Und bei je­dem Wort lässt er ih­ren Kopf ge­gen die Bett­wand kra­chen.

Der Kom­missar Esche­rich, das Schreib­zeug in der Hand, sieht von der Tür her mit ei­nem Lä­cheln zu. Das ist also eine Ver­neh­mung durch den Ober­grup­pen­füh­rer! Wenn er noch fünf Mi­nu­ten so wei­ter­macht, wird die Frau fünf Tage lang ver­neh­mungs­un­fä­hig sein.
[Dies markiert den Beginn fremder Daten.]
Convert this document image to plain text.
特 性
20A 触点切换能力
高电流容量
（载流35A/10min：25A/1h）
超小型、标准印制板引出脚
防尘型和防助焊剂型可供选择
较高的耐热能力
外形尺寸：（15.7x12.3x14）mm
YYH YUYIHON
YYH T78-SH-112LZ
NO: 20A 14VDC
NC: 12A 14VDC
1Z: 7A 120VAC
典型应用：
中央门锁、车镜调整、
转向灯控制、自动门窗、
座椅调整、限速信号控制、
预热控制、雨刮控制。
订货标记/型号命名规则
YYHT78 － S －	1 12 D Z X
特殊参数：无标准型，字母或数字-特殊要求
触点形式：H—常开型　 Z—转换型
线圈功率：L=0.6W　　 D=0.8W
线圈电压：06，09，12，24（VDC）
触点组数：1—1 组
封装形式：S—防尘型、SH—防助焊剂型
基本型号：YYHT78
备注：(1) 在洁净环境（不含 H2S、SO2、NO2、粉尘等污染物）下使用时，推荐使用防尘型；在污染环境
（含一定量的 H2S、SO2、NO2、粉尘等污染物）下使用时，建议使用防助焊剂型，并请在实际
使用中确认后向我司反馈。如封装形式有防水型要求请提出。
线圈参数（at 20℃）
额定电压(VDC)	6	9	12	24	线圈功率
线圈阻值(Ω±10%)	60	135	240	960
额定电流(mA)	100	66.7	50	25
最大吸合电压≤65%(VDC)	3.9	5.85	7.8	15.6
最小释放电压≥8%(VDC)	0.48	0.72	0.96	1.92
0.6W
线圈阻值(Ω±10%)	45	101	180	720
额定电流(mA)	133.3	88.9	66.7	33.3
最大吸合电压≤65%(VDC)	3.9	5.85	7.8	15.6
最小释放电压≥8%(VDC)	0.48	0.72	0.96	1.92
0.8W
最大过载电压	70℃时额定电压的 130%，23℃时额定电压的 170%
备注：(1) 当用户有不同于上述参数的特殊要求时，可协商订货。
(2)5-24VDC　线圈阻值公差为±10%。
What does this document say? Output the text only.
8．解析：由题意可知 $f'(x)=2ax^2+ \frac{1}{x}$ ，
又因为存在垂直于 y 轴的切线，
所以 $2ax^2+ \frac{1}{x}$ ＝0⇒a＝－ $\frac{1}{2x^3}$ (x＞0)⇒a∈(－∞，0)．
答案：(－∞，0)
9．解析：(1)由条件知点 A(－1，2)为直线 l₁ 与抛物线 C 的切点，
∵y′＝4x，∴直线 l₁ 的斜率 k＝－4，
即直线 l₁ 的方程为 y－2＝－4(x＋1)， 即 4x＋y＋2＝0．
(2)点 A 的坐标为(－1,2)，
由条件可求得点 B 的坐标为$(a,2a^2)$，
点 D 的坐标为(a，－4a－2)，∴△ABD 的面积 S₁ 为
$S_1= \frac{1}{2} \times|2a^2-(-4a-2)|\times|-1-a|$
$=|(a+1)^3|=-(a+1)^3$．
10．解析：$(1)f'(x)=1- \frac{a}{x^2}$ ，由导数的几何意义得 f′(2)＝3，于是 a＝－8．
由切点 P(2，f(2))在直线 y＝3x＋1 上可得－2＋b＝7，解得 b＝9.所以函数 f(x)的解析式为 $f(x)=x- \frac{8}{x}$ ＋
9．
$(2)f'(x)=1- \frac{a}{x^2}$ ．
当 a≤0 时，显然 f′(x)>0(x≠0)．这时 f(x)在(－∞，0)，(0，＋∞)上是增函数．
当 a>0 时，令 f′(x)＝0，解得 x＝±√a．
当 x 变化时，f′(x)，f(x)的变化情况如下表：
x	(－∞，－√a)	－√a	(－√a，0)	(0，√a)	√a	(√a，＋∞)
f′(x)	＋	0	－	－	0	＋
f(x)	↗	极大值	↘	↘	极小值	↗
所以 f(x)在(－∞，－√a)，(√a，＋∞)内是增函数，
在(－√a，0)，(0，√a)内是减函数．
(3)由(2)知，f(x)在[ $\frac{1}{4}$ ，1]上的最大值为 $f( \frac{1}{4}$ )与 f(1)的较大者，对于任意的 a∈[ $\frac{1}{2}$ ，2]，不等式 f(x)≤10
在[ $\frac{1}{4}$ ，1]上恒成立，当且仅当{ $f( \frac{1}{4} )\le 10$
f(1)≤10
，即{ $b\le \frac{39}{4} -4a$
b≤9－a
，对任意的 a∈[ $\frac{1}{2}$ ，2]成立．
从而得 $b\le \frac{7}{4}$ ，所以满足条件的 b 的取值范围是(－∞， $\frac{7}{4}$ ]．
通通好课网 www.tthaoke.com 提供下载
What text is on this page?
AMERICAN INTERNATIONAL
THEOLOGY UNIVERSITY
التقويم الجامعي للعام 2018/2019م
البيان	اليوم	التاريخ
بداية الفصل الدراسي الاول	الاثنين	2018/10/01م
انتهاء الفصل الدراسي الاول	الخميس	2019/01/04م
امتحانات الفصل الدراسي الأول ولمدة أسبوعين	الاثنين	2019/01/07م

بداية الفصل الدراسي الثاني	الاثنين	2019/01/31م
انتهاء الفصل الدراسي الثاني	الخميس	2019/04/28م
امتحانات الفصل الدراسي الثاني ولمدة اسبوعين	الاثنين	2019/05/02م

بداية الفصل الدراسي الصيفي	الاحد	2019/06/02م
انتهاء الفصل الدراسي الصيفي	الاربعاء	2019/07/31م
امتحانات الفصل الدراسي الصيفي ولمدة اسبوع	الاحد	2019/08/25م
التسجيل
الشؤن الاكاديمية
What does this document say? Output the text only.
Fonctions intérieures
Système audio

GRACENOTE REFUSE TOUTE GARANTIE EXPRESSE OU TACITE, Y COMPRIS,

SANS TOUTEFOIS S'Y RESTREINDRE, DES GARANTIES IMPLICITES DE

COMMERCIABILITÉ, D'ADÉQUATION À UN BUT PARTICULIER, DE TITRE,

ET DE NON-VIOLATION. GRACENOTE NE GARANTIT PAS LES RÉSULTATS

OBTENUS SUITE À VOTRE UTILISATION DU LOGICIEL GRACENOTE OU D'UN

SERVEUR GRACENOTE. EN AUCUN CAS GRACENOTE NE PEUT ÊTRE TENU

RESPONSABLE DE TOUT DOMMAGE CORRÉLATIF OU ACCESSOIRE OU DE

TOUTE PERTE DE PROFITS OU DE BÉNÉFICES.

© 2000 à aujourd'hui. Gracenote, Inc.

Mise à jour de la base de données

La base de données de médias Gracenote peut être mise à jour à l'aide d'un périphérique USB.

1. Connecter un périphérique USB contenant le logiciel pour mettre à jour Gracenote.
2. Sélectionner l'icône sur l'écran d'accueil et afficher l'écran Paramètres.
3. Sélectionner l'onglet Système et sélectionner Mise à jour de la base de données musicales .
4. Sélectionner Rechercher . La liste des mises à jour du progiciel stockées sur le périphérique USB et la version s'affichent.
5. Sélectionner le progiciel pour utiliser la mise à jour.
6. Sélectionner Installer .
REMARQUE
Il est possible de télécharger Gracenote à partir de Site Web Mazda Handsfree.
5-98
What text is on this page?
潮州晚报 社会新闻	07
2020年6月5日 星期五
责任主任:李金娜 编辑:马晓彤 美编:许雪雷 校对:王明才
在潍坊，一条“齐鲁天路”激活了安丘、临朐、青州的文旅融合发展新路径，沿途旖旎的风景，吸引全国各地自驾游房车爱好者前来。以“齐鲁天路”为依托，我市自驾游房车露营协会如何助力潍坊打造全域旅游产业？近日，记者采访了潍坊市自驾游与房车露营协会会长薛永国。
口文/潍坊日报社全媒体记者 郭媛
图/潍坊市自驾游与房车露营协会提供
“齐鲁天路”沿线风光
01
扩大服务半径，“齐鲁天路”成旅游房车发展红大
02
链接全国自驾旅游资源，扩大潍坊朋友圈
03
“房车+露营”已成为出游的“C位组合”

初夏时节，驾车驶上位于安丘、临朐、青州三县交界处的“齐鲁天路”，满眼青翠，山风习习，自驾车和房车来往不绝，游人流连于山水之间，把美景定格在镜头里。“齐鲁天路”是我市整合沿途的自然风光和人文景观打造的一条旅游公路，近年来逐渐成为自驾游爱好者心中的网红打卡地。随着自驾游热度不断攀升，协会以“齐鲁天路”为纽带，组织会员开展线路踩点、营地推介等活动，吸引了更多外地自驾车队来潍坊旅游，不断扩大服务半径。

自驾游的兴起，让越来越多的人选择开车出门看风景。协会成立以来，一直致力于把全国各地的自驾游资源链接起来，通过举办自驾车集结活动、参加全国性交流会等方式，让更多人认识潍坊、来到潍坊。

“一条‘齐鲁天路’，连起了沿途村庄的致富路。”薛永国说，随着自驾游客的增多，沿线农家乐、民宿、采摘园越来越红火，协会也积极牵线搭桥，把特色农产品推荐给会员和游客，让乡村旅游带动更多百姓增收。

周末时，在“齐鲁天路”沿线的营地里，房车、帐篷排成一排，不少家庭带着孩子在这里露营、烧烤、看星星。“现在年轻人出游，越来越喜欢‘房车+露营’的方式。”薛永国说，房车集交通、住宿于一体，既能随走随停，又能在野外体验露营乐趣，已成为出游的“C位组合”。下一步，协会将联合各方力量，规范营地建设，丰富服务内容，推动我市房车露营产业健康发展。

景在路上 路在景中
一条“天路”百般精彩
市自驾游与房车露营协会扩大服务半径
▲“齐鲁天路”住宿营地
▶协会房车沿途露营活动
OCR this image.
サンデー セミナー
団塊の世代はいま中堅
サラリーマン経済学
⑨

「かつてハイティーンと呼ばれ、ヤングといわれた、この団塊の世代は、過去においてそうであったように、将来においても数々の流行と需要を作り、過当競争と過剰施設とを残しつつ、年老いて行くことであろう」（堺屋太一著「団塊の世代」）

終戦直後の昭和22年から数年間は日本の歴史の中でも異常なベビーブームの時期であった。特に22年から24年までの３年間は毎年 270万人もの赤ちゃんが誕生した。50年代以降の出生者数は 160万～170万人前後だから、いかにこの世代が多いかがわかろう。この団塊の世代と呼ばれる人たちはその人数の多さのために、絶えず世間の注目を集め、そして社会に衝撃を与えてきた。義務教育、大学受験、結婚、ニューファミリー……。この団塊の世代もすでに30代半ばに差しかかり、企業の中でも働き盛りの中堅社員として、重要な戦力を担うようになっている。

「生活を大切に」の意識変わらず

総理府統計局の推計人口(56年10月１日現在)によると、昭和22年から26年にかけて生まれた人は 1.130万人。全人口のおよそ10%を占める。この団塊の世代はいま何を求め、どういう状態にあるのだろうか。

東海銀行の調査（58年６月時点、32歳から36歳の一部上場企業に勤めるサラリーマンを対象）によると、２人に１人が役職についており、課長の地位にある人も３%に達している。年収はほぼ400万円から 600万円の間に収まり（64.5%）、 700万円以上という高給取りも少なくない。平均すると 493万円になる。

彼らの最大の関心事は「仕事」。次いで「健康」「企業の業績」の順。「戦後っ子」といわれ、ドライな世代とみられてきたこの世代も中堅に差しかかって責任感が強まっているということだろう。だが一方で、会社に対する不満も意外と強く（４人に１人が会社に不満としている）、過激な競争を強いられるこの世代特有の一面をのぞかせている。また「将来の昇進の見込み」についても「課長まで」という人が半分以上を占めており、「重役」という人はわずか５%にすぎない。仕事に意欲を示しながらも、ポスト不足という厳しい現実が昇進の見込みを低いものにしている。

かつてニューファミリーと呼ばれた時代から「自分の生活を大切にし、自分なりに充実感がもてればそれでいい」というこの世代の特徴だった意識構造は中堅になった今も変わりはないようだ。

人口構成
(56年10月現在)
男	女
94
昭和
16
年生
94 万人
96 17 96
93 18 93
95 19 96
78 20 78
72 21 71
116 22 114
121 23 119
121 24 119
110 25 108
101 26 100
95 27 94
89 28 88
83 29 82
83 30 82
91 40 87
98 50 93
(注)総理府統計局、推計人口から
Kei­ne noch so raf­fi­niert aus­ge­dach­te Quä­le­rei wird ihr dann das Be­wusst­sein wie­der­ge­ben.

Aber für einen Au­gen­blick ist das viel­leicht nicht ein­mal so schlecht. Soll die ru­hig ein biss­chen Angst krie­gen und Schmer­zen ha­ben, umso eher wird sie sich an ihn, den höf­li­chen Mann, klam­mern!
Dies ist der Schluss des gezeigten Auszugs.